“Everyone looks at arms and armour as being this incredibly niche area to collect. It’s not at all,” says Redmond Finer. “You’ve got bronze, steel, wood, gemmology, diamonds, rubies. You’ve got everything.” Finer manages the Peter Finer Gallery, the shop his father founded in London in 1967, trading in works ranging from edged weapons to coats of arms and cannons. He is one of several specialist dealers offering arms and armour at this year’s Tefaf art and antiques fair in Maastricht.

Today, there is a dearth of great objects available to collectors, Finer notes, as institutions have taken many of the best pieces out of circulation. He concentrates on the masterpiece market: at Tefaf, he will be presenting, among other works, a 15th-century Italian Renaissance sword — inlaid with silver, gold, ebony and bone — and a dandyish 16th-century Comb Morion helmet of the royal guard serving the Prince-Electors of Saxony.

Inside Peter Finer Gallery: ‘These works were made by people who understood the functionality of the object, but they were also artists’

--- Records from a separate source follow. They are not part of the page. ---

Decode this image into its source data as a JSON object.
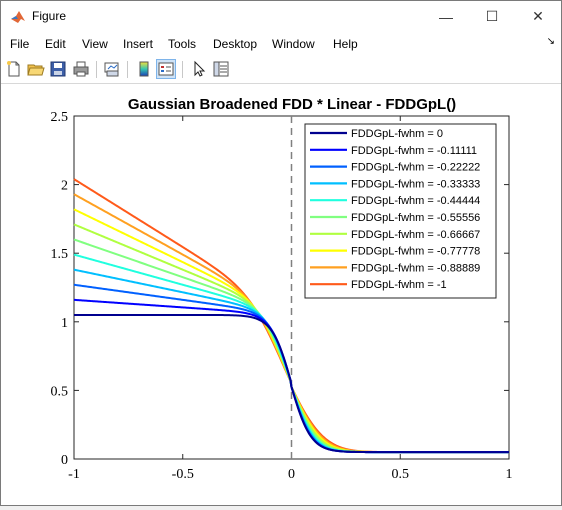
{
  "window": {
    "title": "Figure",
    "minimize": "—",
    "maximize": "☐",
    "close": "✕"
  },
  "menu": {
    "items": [
      "File",
      "Edit",
      "View",
      "Insert",
      "Tools",
      "Desktop",
      "Window",
      "Help"
    ],
    "arrow": "↘"
  },
  "toolbar": {
    "icons": [
      "new-figure-icon",
      "open-file-icon",
      "save-icon",
      "print-icon",
      "link-plot-icon",
      "insert-colorbar-icon",
      "insert-legend-icon",
      "pointer-icon",
      "property-inspector-icon"
    ]
  },
  "chart_data": {
    "type": "line",
    "title": "Gaussian Broadened FDD * Linear - FDDGpL()",
    "xlabel": "",
    "ylabel": "",
    "xlim": [
      -1,
      1
    ],
    "ylim": [
      0,
      2.5
    ],
    "xticks": [
      -1,
      -0.5,
      0,
      0.5,
      1
    ],
    "xtick_labels": [
      "-1",
      "-0.5",
      "0",
      "0.5",
      "1"
    ],
    "yticks": [
      0,
      0.5,
      1,
      1.5,
      2,
      2.5
    ],
    "ytick_labels": [
      "0",
      "0.5",
      "1",
      "1.5",
      "2",
      "2.5"
    ],
    "legend_position": "top-right",
    "vertical_line": {
      "x": 0,
      "style": "dashed",
      "color": "#808080"
    },
    "grid": false,
    "series": [
      {
        "name": "FDDGpL-fwhm = 0",
        "color": "#00008f",
        "values_at": {
          "-1": 1.05,
          "-0.2": 1.04,
          "0": 0.55,
          "1": 0.05
        }
      },
      {
        "name": "FDDGpL-fwhm = -0.11111",
        "color": "#0000ff",
        "values_at": {
          "-1": 1.16,
          "-0.2": 1.04,
          "0": 0.55,
          "1": 0.05
        }
      },
      {
        "name": "FDDGpL-fwhm = -0.22222",
        "color": "#0060ff",
        "values_at": {
          "-1": 1.27,
          "-0.2": 1.05,
          "0": 0.55,
          "1": 0.05
        }
      },
      {
        "name": "FDDGpL-fwhm = -0.33333",
        "color": "#00bfff",
        "values_at": {
          "-1": 1.38,
          "-0.2": 1.06,
          "0": 0.55,
          "1": 0.05
        }
      },
      {
        "name": "FDDGpL-fwhm = -0.44444",
        "color": "#20ffdf",
        "values_at": {
          "-1": 1.49,
          "-0.2": 1.07,
          "0": 0.55,
          "1": 0.05
        }
      },
      {
        "name": "FDDGpL-fwhm = -0.55556",
        "color": "#80ff80",
        "values_at": {
          "-1": 1.6,
          "-0.2": 1.08,
          "0": 0.55,
          "1": 0.05
        }
      },
      {
        "name": "FDDGpL-fwhm = -0.66667",
        "color": "#b0ff40",
        "values_at": {
          "-1": 1.71,
          "-0.2": 1.1,
          "0": 0.55,
          "1": 0.05
        }
      },
      {
        "name": "FDDGpL-fwhm = -0.77778",
        "color": "#ffff00",
        "values_at": {
          "-1": 1.82,
          "-0.2": 1.12,
          "0": 0.55,
          "1": 0.05
        }
      },
      {
        "name": "FDDGpL-fwhm = -0.88889",
        "color": "#ffa020",
        "values_at": {
          "-1": 1.93,
          "-0.2": 1.14,
          "0": 0.55,
          "1": 0.05
        }
      },
      {
        "name": "FDDGpL-fwhm = -1",
        "color": "#ff5a1a",
        "values_at": {
          "-1": 2.04,
          "-0.2": 1.16,
          "0": 0.55,
          "1": 0.05
        }
      }
    ]
  }
}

Redmond Finer: ‘If you can go off and buy it somewhere else, we’re not doing our job correctly’ © Tori Ferenc

“If you can go off and buy it somewhere else, we’re not doing our job correctly,” says Finer of his stock. The works in his gallery, he says, “were made by people who understood the functionality of the object, but they were also artists. It’s the idea that you have the background of engineering coupled with essentially contemporary art. If a gun was made in the rococo period, the carving on it will be rococo.”